In 1940, Strange was filmed by British Pathé drawing a caricature of Winston Churchill and singing a patriotic song. She appeared in the Royal Variety Performance in 1946. In 1951, she was filmed by British Pathé performing with puppets Annie Pride of the Rockies; Mr Bertram, an inspector of forms who inspects Rene's legs; and Samoa the Hula Hula Girl.

In 1952, she appeared with Norman Wisdom in a Val Parnell and Bernard Delfont production Paris to Piccadilly, described as a new Folies Bergère revue, at the Prince of Wales Theatre in London. The same year, she also appeared in Pulling Strings with Ann Hogarth, operator of Muffin the Mule, in a film for New Realm Pictures produced by Harold Bairn.

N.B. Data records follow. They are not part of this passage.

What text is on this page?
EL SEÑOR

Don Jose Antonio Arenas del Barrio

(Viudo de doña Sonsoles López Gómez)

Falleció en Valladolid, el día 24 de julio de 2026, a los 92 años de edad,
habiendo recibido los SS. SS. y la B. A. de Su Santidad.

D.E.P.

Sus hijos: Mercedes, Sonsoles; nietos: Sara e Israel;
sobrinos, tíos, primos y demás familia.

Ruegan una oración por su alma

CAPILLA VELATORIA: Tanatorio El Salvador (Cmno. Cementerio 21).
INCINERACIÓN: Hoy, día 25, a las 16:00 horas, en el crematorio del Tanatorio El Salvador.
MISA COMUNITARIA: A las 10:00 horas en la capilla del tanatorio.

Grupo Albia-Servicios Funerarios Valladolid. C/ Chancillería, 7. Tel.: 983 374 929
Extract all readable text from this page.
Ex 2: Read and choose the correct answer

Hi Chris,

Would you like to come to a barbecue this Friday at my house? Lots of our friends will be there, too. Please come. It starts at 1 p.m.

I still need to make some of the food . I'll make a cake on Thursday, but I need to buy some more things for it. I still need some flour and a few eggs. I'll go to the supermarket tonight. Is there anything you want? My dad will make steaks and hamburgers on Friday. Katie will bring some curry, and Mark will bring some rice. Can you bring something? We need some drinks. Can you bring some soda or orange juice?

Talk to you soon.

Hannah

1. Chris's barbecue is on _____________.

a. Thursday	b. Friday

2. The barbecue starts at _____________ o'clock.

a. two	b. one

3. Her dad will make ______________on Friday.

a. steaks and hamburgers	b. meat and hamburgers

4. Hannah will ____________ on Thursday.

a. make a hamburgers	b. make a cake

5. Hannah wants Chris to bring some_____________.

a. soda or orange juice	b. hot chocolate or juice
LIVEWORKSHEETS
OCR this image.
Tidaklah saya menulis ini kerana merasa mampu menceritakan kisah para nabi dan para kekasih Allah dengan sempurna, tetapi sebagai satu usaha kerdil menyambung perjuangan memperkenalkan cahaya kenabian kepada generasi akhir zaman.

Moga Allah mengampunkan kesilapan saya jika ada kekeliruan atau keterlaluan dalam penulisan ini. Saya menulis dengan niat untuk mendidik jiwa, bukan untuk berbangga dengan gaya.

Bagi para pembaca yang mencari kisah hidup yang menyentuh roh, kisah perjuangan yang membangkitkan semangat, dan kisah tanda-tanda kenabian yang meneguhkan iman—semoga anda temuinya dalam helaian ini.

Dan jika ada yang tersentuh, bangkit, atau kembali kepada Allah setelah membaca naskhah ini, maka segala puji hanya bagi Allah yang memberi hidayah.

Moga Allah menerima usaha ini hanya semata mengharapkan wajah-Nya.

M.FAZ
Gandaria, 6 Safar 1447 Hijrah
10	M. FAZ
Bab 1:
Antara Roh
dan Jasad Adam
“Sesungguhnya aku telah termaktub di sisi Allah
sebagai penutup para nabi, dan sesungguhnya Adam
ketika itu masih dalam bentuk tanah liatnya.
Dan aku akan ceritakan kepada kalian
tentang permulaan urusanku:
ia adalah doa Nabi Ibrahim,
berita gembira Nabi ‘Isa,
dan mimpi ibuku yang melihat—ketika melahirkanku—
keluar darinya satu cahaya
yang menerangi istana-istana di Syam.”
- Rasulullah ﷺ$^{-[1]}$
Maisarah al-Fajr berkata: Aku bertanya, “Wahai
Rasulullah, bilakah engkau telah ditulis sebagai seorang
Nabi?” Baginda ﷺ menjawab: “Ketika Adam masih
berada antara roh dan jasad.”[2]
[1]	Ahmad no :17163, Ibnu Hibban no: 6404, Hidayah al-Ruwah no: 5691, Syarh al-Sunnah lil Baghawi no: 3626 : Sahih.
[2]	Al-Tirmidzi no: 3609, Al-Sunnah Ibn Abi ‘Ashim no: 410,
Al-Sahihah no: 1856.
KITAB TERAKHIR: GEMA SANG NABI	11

Strange's marionettes employed adult themes and in 1953 she commissioned Bob Pelham of Pelham Puppets to make the Opera Singer with a heaving bosom, the Drunken Singer with wobbly legs, the Choirboy who had a halo but also a catapult, the Can-Can Dancer, and a Strip-tease Artist.

In 1955, she performed with her marionettes at Liseberg amusement park in Gothenburg, Sweden, as part of a variety performance headlined by the trampoline act Paulette and Renee that also featured plate-spinners and shadowgraphs. In 1958, she starred with Benny Hill, Jack Beckitt, and Peter Vernon in a production at the Floral Theatre, Scarborough.

She was principal boy in pantomime, and appeared in ice shows and "ice pantomimes".